Blauwe plekken
39.
Als kind had ik vaak blauwe plekken en kneuzingen. Meester en mijn moeder zeiden dat het kwam omdat ik nou eenmaal niet zo handig was. “Ja Loon is een beetje onhandig en heeft heel snel blauwe plekken haha..” Ik geloofde dat. Jarenlang.
Om mij sterker en stoerder te maken sloeg Meester met zijn vuist hard op mijn handen, bovenarmen of op mijn bovenbenen.
Als ik viel of liet merken dat het pijn deed, lachte hij me uit en zei: “Ze gaat er gelijk bij liggen haha.., zie je wel, geen ruggengraat haha..”. Hij noemde het stoeien.
Het was de bedoeling dat ik die klappen probeerde te ontwijken, maar dat lukte nooit.
Hij liet ook zien hoe je met een vuist het hardst kon slaan. Dan moest je een vuist maken met je duim eromheen. Niet in je hand want dan zou je je duim kunnen breken. Vervolgens de middelvinger iets naar voren.

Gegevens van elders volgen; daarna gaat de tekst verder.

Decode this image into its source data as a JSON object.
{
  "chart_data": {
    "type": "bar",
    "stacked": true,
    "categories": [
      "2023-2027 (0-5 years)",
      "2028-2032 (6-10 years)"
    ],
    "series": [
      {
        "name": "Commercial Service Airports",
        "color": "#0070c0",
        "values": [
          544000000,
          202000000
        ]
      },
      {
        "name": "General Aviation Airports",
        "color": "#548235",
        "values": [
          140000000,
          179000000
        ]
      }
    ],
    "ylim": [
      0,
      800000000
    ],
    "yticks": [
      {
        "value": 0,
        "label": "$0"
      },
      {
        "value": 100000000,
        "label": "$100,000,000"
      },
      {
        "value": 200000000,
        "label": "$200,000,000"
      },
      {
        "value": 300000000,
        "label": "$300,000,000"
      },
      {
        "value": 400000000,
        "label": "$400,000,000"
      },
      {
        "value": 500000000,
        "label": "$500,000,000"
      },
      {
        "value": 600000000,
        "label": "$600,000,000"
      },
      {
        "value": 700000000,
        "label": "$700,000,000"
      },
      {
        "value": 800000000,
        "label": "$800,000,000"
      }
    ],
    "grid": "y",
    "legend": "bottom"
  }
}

Op een keer op school tijdens een laatste gymles voor de vakantie hadden we apenkooi. Alle gymtoestellen waren her en der in het gymlokaal gezet. De lange mat was uitgerold en de ringen en touwen hingen naar beneden.
Na het fluitje van de gymjuf begon iedereen te rennen, te klimmen en te springen. Ik niet. Ik durfde niet vrijuit te spelen.

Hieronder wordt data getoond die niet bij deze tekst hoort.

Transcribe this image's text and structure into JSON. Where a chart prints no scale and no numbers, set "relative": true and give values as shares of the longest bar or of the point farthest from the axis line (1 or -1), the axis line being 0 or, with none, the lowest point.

Toen de juf even niet keek verstopte ik me achter in de toestellenberging. Omdat ik daar natuurlijk niet aldoor kon blijven zitten, kwam ik tevoorschijn toen er nog maar een paar kinderen over waren.
Uiteindelijk bleef ik als laatste over. Ik had gewonnen. Juf kwam naar me toe en zei dat ik het heel goed had gedaan. Ze zei lachend dat ik de volgende keer een beetje voorzichtiger moest doen, want nu zat ik onder de blauwe plekken. Ik zei niets en schaamde me.

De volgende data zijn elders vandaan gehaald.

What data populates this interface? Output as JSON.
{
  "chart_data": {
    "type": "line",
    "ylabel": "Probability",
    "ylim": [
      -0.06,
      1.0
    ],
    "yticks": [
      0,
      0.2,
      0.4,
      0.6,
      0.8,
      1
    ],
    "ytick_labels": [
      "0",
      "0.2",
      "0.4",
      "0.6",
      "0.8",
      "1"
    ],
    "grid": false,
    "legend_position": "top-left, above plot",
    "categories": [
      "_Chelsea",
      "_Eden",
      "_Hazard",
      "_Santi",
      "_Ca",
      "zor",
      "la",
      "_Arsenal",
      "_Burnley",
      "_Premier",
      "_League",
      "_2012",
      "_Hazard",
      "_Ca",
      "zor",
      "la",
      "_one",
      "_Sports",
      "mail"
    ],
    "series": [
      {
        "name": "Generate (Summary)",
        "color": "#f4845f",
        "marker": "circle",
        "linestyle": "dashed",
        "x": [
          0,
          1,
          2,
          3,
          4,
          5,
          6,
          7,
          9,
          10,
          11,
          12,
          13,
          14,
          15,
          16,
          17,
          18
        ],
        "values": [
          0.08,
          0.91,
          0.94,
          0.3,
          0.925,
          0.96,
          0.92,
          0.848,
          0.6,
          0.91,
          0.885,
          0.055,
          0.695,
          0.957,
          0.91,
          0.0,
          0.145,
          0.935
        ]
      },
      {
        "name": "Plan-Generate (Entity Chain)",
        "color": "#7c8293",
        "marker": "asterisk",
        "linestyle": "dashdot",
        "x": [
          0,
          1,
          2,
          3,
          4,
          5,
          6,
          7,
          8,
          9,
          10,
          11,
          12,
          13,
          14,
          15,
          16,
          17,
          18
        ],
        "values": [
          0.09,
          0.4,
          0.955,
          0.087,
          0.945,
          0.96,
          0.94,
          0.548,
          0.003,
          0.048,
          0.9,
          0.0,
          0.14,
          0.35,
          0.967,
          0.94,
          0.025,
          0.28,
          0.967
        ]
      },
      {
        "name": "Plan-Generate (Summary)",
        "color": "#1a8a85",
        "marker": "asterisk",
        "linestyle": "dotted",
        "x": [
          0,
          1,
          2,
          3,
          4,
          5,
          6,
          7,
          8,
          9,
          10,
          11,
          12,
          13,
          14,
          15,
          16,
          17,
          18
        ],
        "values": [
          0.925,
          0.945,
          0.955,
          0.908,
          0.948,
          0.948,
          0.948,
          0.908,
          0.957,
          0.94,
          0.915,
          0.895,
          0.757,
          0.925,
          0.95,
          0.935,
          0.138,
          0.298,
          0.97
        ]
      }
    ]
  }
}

Toen ik wat ouder werd en op de middelbare school zat, deed ik mijn best die blauwe plekken en kneuzingen zo veel mogelijk te bedekken.
Maar soms kon ik met bepaalde oefeningen, zoals de rekstok of zwaaien aan de ringen, niet goed meedoen, omdat mijn handen of armen te veel pijn deden. Dan zei ik maar tegen de gymleraar dat ik mijn hand tussen de deur had gekregen of was gevallen.
Eén keer stond de gymleraar me na de les op te wachten. Bij de deur hield hij me tegen keek me onderzoekend aan en zei: “Het valt me op dat jij wel heel vaak je hand tussen de deur krijgt.”
Ik knikte, schaamde me, zei niets en liep snel door.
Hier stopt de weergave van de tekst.